Cet ouvrage est précédemment paru en français sous le titre La mémoire retrouvée. Son nouveau titre est fidèle à l’original : The hare with amber eyes. Edmund de Waal est un céramiste d’art britannique. En 1994, à la mort de son grand-oncle Iggie, il hérite d’une collection de 264 netsuke (dont le lièvre aux yeux d’ambre). Les netsuke sont de petits objets sculptés dans un matériau dur (ivoire, bois), qui permettaient de faire tenir sa bourse à la ceinture de son kimono. L’auteur décide de se lancer dans une enquête sur l’histoire de sa collection et celle de sa famille, les Ephrussi, deux histoires qui sont liées depuis la fin du 19° siècle.
C’est Charles Ephrussi, cousin de Viktor von Ephrussi, l’arrière-grand-père d’Edmund de Waal, qui achète la collection complète dans les années 1870 à Paris où il vit dans le quartier du parc Monceau. Ce quartier est alors en plein aménagement et abrite de riches familles juives : les Ephrussi, les Camondo, les Rotschild. Charles est un amateur d’art et un mécène qui soutient Manet. Il fréquente l’élite culturelle de l’époque, est un des modèles du personnage de Swann pour Proust. On le retrouve aussi dans le Journal d’Edmond de Goncourt dont l’antisémitisme et la misogynie me révulsent. C’est l’époque du japonisme qui explique l’engouement pour les netsuke. L’auteur détaille les sensations que lui procure le toucher et la manipulation de ces petits objets.
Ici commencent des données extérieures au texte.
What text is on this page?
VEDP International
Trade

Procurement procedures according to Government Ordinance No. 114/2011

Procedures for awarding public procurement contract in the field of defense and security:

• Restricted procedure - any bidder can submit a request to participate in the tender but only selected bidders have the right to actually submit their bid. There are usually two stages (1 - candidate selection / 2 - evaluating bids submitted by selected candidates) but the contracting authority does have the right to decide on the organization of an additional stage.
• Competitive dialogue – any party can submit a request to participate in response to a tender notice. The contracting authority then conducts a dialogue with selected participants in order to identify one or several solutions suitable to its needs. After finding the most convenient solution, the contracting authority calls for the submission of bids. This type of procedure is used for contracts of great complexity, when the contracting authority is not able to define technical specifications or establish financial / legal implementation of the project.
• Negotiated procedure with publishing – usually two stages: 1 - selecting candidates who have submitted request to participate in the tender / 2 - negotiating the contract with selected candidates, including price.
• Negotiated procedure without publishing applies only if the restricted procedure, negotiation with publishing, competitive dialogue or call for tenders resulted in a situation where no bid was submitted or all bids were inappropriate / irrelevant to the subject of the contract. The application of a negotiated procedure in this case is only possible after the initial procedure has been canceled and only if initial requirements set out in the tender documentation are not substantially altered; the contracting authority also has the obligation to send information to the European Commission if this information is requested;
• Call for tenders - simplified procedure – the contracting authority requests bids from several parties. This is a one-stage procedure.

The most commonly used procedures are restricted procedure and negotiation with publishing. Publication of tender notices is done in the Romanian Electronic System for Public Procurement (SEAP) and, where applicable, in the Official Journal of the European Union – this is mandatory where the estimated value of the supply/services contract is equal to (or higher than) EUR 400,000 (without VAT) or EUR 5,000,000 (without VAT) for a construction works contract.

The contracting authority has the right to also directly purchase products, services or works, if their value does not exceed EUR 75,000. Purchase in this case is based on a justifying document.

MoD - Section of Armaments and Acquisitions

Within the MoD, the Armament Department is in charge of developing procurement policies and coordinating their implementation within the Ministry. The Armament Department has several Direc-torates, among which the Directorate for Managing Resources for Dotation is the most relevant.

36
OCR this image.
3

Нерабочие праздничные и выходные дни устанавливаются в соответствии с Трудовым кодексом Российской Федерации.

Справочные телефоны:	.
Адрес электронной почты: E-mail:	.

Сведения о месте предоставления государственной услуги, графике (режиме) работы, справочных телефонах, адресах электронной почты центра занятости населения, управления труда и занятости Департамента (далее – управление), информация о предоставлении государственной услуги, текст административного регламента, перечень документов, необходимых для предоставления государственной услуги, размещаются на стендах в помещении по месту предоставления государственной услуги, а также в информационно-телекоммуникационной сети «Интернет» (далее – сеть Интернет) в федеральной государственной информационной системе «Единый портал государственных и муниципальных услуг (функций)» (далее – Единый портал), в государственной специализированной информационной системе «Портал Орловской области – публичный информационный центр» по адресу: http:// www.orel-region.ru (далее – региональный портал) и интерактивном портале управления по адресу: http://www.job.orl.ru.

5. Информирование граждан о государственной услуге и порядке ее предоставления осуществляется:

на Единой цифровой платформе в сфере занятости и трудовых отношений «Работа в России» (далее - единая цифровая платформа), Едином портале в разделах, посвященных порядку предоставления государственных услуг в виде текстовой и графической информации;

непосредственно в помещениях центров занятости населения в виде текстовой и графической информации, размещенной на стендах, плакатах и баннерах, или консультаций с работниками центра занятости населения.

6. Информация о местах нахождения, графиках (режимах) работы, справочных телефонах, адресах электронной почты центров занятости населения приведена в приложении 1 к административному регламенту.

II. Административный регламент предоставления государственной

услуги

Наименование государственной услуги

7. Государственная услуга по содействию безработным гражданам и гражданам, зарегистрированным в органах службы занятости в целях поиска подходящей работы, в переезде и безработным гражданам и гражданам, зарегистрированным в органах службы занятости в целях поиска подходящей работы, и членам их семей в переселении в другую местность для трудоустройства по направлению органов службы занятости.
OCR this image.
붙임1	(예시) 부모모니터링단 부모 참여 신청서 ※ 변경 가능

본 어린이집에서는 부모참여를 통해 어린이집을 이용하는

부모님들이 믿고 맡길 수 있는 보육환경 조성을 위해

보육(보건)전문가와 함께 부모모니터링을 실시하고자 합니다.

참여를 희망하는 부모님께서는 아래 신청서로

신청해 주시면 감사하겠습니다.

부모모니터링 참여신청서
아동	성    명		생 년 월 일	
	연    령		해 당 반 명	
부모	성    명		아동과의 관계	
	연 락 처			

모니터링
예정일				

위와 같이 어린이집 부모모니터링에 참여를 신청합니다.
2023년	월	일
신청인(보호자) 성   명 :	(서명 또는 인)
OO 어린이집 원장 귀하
En 1899, Charles offre la collection comme cadeau de mariage à son cousin Viktor von Ephrussi. Viktor est banquier et vit à Vienne avec son épouse Emmy. L’aînée de leurs enfants, Elisabeth, était la grand-mère de l’auteur. La famille vit dans un immense palais à l’angle du Ring et de la Schottengasse et passe ses vacances en Tchécoslovaquie. Ces Ephrussi là aussi apparaissent dans la littérature contemporaine, eux aussi suscitent des propos antisémites. En 1938 le rattachement de l’Autriche à l’Allemagne nazie entraîne aussitôt des humiliations et des violences antisémites choquantes. Je retrouve ce que j’avais découvert dans Les enfants d’Asperger. Charles et Emmy sont spoliés de leurs biens. Ils arrivent à fuir pour la Tchécoslovaquie où Emmy meurt, puis Elisabeth fait venir son père auprès d’elle en Grande-Bretagne. Lisez le livre pour savoir comment les netsuke sont réapparus après la guerre et comment Iggie, le frère d’Elisabeth, les a ramenés au Japon en 1947. C’est l’occasion de nous présenter la situation du pays après sa défaite.
Edmund de Waal est donc le quatrième propriétaire des netsuke. Lui qui pensait passer quelques mois sur son histoire familiale y a consacré deux ans. Il a voyagé sur les traces de ses ancêtres, est allé voir les lieux, a exploré les archives publiques et familiales. Le résultat est passionnant. Je regrette un peu qu’il n’y ait pas une petite bibliographie. L’auteur termine son enquête par un retour aux sources à Odessa d’où était originaire le patriarche Charles Joachim Ephrussi. Cela m’a donné envie de lire quelque chose sur cette ville.
L’avis de Luocine.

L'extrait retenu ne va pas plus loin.